Community Organizing Ideas and Issues


            New Orleans               Citi, Citicorp, Citibank, a division of the US Government, or whatever you might want to call the name of the financial services operation on Park Avenue did a smart, political thing and cut a deal with its major owner and lender to allow clawbacks.  Finally, maybe we are getting something for our investment!

            A clawback is the Holy Grail to the beleaguered homeowner facing losing their home, bankruptcy, and the current economic hounds of hell as property values have sunk their home in the sand around them.  A clawback allows a reduction of principle, and in this recession that means realignment with something probably closer to the real current value of the property.  To really impact on foreclosure relief and loan modifications, there simply must be some significant write downs of loan principal, unless we want to simply abandon whole segments of the urban and suburban landscape to for sale signs and empty lots and tumbleweed. 

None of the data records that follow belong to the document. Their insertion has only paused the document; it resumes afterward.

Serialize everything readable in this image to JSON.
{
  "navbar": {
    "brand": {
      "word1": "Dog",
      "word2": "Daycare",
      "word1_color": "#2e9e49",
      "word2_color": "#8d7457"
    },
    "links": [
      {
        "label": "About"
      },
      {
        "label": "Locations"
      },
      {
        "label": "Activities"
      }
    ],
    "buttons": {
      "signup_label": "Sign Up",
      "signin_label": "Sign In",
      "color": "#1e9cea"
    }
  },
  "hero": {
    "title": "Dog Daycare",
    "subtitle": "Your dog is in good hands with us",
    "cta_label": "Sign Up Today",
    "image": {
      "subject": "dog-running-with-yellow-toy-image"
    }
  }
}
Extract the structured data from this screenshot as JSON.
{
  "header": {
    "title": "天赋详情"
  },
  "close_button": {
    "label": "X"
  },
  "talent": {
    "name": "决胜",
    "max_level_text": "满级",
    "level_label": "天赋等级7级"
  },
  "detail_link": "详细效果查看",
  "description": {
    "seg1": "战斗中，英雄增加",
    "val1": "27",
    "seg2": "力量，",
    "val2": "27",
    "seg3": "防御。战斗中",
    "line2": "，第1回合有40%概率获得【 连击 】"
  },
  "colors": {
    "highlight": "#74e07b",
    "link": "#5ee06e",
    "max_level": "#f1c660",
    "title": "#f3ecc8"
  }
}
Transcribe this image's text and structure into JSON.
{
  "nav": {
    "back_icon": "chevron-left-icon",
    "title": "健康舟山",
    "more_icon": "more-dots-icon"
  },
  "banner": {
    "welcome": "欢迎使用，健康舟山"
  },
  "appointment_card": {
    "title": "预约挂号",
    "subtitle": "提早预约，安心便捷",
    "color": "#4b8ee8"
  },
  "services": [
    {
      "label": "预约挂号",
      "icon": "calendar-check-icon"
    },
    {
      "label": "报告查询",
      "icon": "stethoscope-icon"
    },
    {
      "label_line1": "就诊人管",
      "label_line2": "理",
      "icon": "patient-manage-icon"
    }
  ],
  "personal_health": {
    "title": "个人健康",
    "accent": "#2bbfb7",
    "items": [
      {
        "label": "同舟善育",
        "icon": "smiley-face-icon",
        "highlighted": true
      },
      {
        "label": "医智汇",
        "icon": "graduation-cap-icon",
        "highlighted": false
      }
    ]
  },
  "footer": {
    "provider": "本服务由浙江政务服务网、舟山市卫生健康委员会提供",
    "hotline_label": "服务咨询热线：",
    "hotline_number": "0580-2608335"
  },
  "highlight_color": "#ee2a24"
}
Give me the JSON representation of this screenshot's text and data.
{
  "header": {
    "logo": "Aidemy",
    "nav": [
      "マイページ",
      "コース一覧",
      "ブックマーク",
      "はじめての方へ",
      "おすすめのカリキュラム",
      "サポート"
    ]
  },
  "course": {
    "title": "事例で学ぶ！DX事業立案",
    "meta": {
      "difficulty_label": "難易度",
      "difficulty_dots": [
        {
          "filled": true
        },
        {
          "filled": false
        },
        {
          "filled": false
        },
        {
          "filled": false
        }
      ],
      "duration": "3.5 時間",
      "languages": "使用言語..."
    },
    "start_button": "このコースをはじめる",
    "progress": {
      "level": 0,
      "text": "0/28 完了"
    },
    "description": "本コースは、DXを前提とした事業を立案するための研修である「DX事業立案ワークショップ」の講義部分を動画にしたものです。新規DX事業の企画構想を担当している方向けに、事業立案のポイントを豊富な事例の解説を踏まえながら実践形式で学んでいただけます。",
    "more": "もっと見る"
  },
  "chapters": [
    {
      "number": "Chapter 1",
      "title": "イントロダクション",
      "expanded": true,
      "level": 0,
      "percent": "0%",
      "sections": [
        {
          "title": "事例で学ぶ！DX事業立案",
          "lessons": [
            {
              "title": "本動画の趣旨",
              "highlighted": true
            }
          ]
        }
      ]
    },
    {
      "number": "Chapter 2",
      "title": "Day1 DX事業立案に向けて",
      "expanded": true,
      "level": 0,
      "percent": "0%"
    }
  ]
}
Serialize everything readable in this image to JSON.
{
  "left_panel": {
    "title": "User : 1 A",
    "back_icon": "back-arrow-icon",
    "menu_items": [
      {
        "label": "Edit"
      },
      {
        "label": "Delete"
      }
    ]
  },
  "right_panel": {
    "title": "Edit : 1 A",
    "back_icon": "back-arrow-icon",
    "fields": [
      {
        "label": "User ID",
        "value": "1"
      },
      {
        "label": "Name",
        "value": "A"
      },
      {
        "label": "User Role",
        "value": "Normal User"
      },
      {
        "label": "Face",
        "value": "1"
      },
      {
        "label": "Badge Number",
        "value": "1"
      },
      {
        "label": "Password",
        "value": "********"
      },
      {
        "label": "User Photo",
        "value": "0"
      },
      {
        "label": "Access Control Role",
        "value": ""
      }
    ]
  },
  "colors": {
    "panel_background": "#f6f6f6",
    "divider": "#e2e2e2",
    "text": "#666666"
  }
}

            And, why not, you might ask given the billions and billions that financial institutions are writing down against the value of the mortgages in their portfolio and offsetting with federal bailout investments?  The “why not” is partly based on some very shrewd lobbying by the financial services industry a couple of years ago which managed to get personal homes exempt from clawbacks by bankruptcy judges.  The principle could be written down on 2nd homes or rental properties so that the poor soul would have a chance of staying afloat and making the payments, but not on their primary residence.  Insane! 

But, of course the magic was in the political power of high priced Congressional lobbying which was able to get this done in the Age of Bush when the Republicans ruled the roost and parroted the fiction of free enterprise while subsidizing big business and the financial services combines.  Now, many of the Democrats in Congress want to amend the bankruptcy laws to allow these clawbacks in such situations.

Citi, holding 10% of the country’s mortgages, was the first domino to fall, and they were smart to jump to the front of the pack.  Congressman Barney Frank’s will should be done here as head of the House Financial Services Committee, and Citi has always kept their finger on the political pulse and sees the inevitable coming only weeks away.

If you are going to take government money, best you learn to sing the Star Spangled Banner loudly and often, and jump to the front of the line in welcoming change that makes sense and is inevitable.  That may not sound like high moral leadership, but that’s not what we can expect from bankers, so let’s take this as a first dividend on our public investment, and look to the others to fall into file.